To boost domestic supplies of lentils (masoor) and ensure that its retail prices do not spiral out of control, India will enter into agreements with Russia and Kazakhstan for imports of the key pulses variety under long-term contracts. The memorandums of understanding (MoUs) would facilitate imports of lentils by private traders.
These agreements will follow similar arrangements with Mozambique, Myanmar and Malawi for import of other varieties of pulses, namely tur and arhar.
Sourced told FE that after the deliberations with Russia’s and Kazakhstan’s officials, the agriculture ministry is working out plant quarantine modalities before these MoUs are entered into.
Officials said that since the domestic consumption of pulses, especially lentils, in Russia and Kazakhstan are negligible, they want to import annual commitments so that farmers there would be encouraged to grow the variety of pulses, which has one of the largest shares in India’s pulses imports basket.
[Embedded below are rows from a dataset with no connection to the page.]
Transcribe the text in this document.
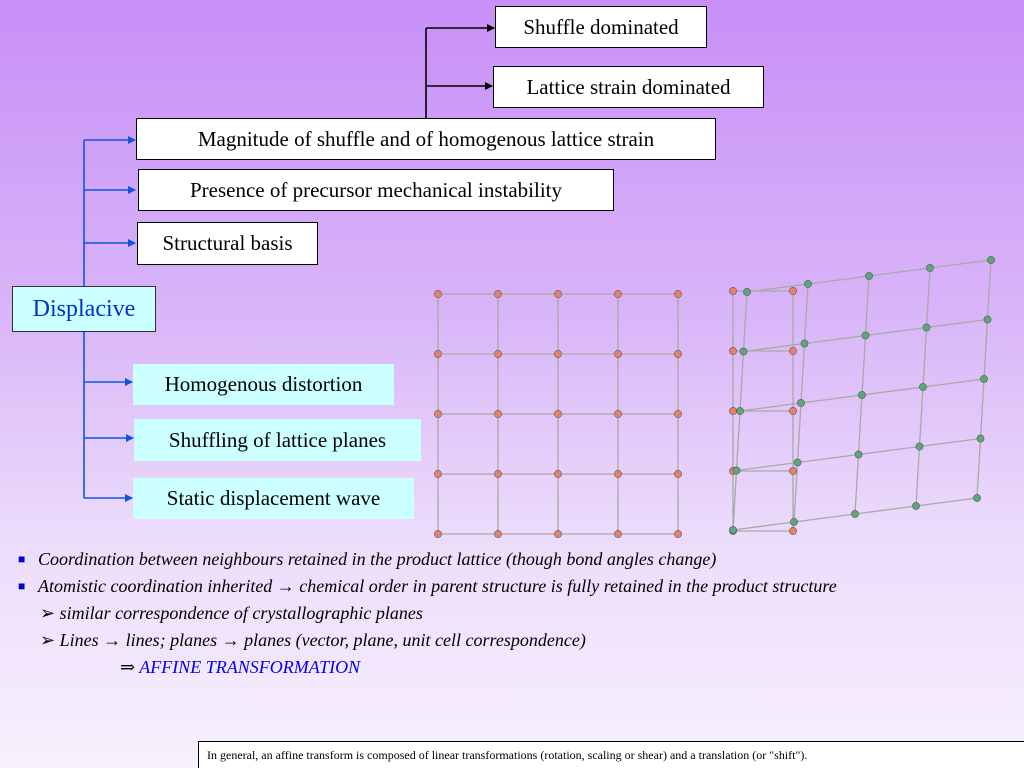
Shuffle dominated
Lattice strain dominated
Magnitude of shuffle and of homogenous lattice strain
Presence of precursor mechanical instability
Structural basis
Displacive
Homogenous distortion
Shuffling of lattice planes
Static displacement wave
■ Coordination between neighbours retained in the product lattice (though bond angles change)
■ Atomistic coordination inherited → chemical order in parent structure is fully retained in the product structure
➢ similar correspondence of crystallographic planes
➢ Lines → lines; planes → planes (vector, plane, unit cell correspondence)
⇒ AFFINE TRANSFORMATION
In general, an affine transform is composed of linear transformations (rotation, scaling or shear) and a translation (or "shift").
According to commerce ministry data, India imported 1.11 million tonne (mt) of lentils out of total pulses imports of 2.26 mt in 2020-21. In the current fiscal, around 6.5 lakh tonne of lentils have been imported so far.
Trade sources said that domestic production of lentils has not kept pace with rising demand and the government has been resorting to imports, mostly from Canada and Australia, to augment domestic supplies.
As per the second advance estimates of foodgrains production released by the ministry of agriculture on Wednesday, India’s lentil production is estimated at a record 1.58 mt in the 2021-22 crop year (July-June).
Because of dry weather conditions last year in Canada, production in 2021 has declined by 35% to 40%. Also, the global container crisis is adversely pushing up the time duration for shipment from Canada and Australia.
At the same time, transit time from Russia’s and Kazakhstan’s consignments for Indian ports is 25-30 days, much quicker than consignments from Canada.
“The MoUs with Russia and Kazakhstan will open doors for India to work with two more origins and reduce dependence on Canada or Australia for the lentils imports,” Harsha Rai, director, Mayur Global Corporation, a global brokerage firm said. In 2021, the government had approved a one-time import of lentils from Russia for a six-month term, provided they meet India’s phytosanitary norms.
India signed an MoU with Mozambique for import of 2 lakh tonne of tur or arhar annually for five years, when the retail prices of tur skyrocketed to `200 a kg in 2016. This MoU was extended for another five years in September 2021.
In 2021, India entered into MoUs with Malawi and Myanmar for the import of 50,000 tonne and 1,00,000 tonne of tur per annum, respectively, till 2025.
India met 10-12% of its domestic consumption through imports. In anticipation of domestic shortfall in the output in May 2021, India had put import of tur, urad and moong varieties of pulses under ‘open’ from ‘restricted’ category earlier till March 2022.